Because we are Americans or because we are humans (I don't know), because we live, we want.

We come into the world wanting and we leave the world wanting too. Because this gnawing want exists, there accompanies a gnawing need for instant gratification and we who wear the name Christ-follows are not unscathed from this blight.

An email lands in my inbox last week and I let it sit there for seven days. I am thinking about it, but I am not answering it. I am practicing the Discipline of Wait, for both myself and for the sender of the email.

How can you say that practicing gratefulness will no
t lead us into a greater love for God? the sender asks. And the flesh in me wants to respond instantly that I didn't say that exactly. But I understand the questioner is not asking to catch me in a false theology, but because they genuinely want to love God and they've been taught that disciplining themselves will lead to feeling it.

The truth is, folks, that I don't know. The truth is that I know, for me, for my story, my propensity, my personality, and ultimately my theology (my study of God), disciplining myself into loving Him did not work. And if you push me, I will say that this is not uncommon.

But I think there is a deeper current here than just a desire to love the Lord and a nature that doesn't.

We see our theology through fallen and failing eyes, a dim glass Paul calls it. And I'm afraid that this dim glass has led to not only a very incorrect picture of God (and us), but also a dangerous one. This is the if/then picture: if I do this, then He will do this; if I say this, then He will give this; if I pray this way, worship this way, discipline my life this way, then He will reward in this fashion.

And I don't want to completely disagree with that, after all, the Bible says that a man reaps what He sows. But preceding that, it says that the reason a man reaps what he sows is because God cannot be mocked.

This means that the end result is not about the sowing or the reaping, it is about God's character being true and His nature being sure--unmocked.
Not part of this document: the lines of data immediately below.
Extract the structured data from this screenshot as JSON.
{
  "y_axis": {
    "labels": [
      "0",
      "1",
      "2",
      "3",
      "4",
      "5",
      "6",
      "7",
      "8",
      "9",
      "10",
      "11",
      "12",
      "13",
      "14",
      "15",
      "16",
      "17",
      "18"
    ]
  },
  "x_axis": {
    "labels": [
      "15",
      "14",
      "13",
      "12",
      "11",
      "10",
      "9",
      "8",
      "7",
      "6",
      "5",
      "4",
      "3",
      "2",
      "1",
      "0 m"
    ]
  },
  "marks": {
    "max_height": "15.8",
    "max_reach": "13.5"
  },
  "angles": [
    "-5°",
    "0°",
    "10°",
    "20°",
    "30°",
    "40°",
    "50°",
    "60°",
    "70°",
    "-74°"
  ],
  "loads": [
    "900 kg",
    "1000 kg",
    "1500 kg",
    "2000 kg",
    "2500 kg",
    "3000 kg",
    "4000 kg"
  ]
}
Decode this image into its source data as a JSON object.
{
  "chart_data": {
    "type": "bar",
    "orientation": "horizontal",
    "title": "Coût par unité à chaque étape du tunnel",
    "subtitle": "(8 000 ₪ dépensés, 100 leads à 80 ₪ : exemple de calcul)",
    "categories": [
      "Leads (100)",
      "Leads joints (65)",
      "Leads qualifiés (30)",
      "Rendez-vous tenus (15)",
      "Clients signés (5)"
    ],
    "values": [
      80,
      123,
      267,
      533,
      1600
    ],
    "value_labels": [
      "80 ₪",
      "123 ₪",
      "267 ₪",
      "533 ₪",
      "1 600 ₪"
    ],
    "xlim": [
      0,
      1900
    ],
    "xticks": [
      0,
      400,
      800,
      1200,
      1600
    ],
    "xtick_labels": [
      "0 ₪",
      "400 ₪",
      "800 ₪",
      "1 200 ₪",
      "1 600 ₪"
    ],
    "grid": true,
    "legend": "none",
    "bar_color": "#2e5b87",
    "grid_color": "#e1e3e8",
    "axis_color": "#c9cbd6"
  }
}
So if a man sows faithfully, and yet reaps what the world (and the Church) sees as unfortunate or sorrowful, this does not mean that the man's sowing was fruitless.

Because God cannot be mocked.

And His plan cannot be mocked.

And the fruit borne of his work in our lives cannot be mocked.

Even if we never, ever, ever see the fruit on earth we want so desperately to see: He sees it. He knows it. He's aware of it. He's delighted in it.

Even if the only harvest is seeing Him, one day, face to face, that IS a harvest.